Something to try is to make the query read more like a bulk operation and convert the "where not exists" into an "anti-join." (ultimately the optimizer may choose to ignore this effort). As mentioned above I'd remove the NOLOCK hint on the destination table unless perhaps the partitioning has guaranteed no key collisions between threads.

 INSERT INTO i (...)
 SELECT DISTINCT ...             
   FROM tempdb..Update_Item_Work t (NOLOCK) -- nolock okay on read table
   left join Inventory i -- use without NOLOCK because PK is written inter-thread
     on i.Inv_Site_Key = t.UpdItemWrk_Site_Key
    and i.Inv_Item_Key = t.UpdItemWrk_Item_Key
    and i.Inv_Date = t.UpdItemWrk_Date
  where i.Inv_Site_Key is null   -- where not exist in inventory
    and UpdItemWrk_GUID = @GUID  -- for this thread

Timing that run as a base, you might re-run with the merge hint ("left join" --> "left merge join") as another possibility. You probably should have an index on the temp table(UpdItemWrk_Site_Key,UpdItemWrk_Item_Key,UpdItemWrk_Date) for the merge hint.

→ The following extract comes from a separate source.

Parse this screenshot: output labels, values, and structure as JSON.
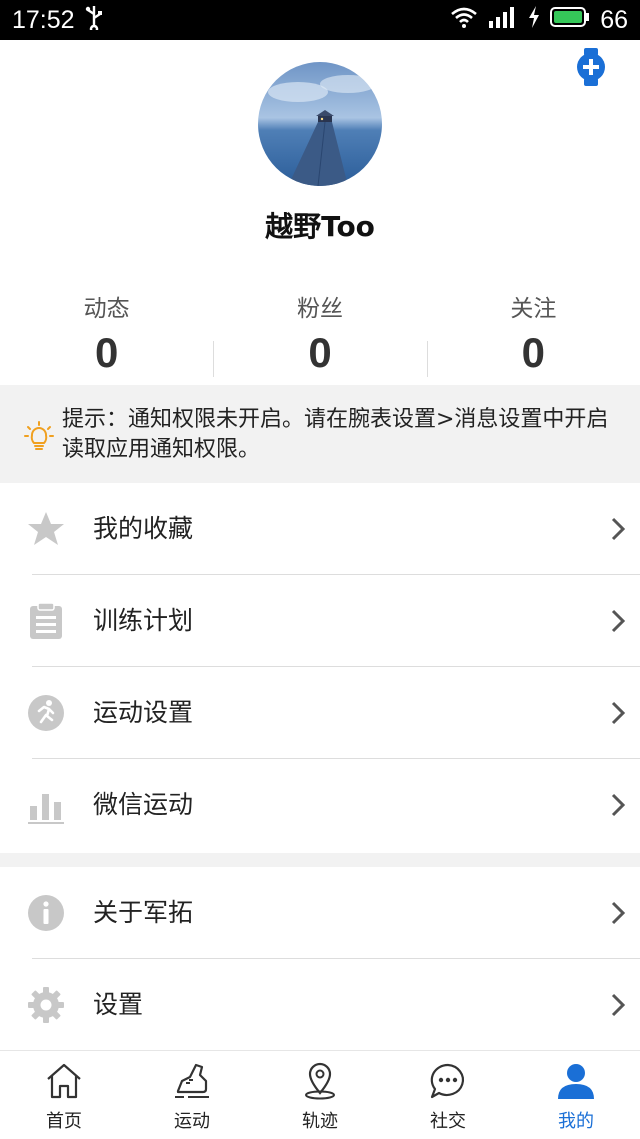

I don't know whether or not the newer non-express versions of SQL Server 2008/2012 would be able to automatically parallel'ise larger merges of this form allowing you to remove the GUID-based partitioning.

To encourage the join to only occur on the distinct items rather than all items, the "select distinct ... from ..." clauses can be converted into "select * from (select distinct ... from ...)" before continuing with the join. This might only make a noticeable difference if the distinct is filtering many rows. Again the optimizer may ignore this effort.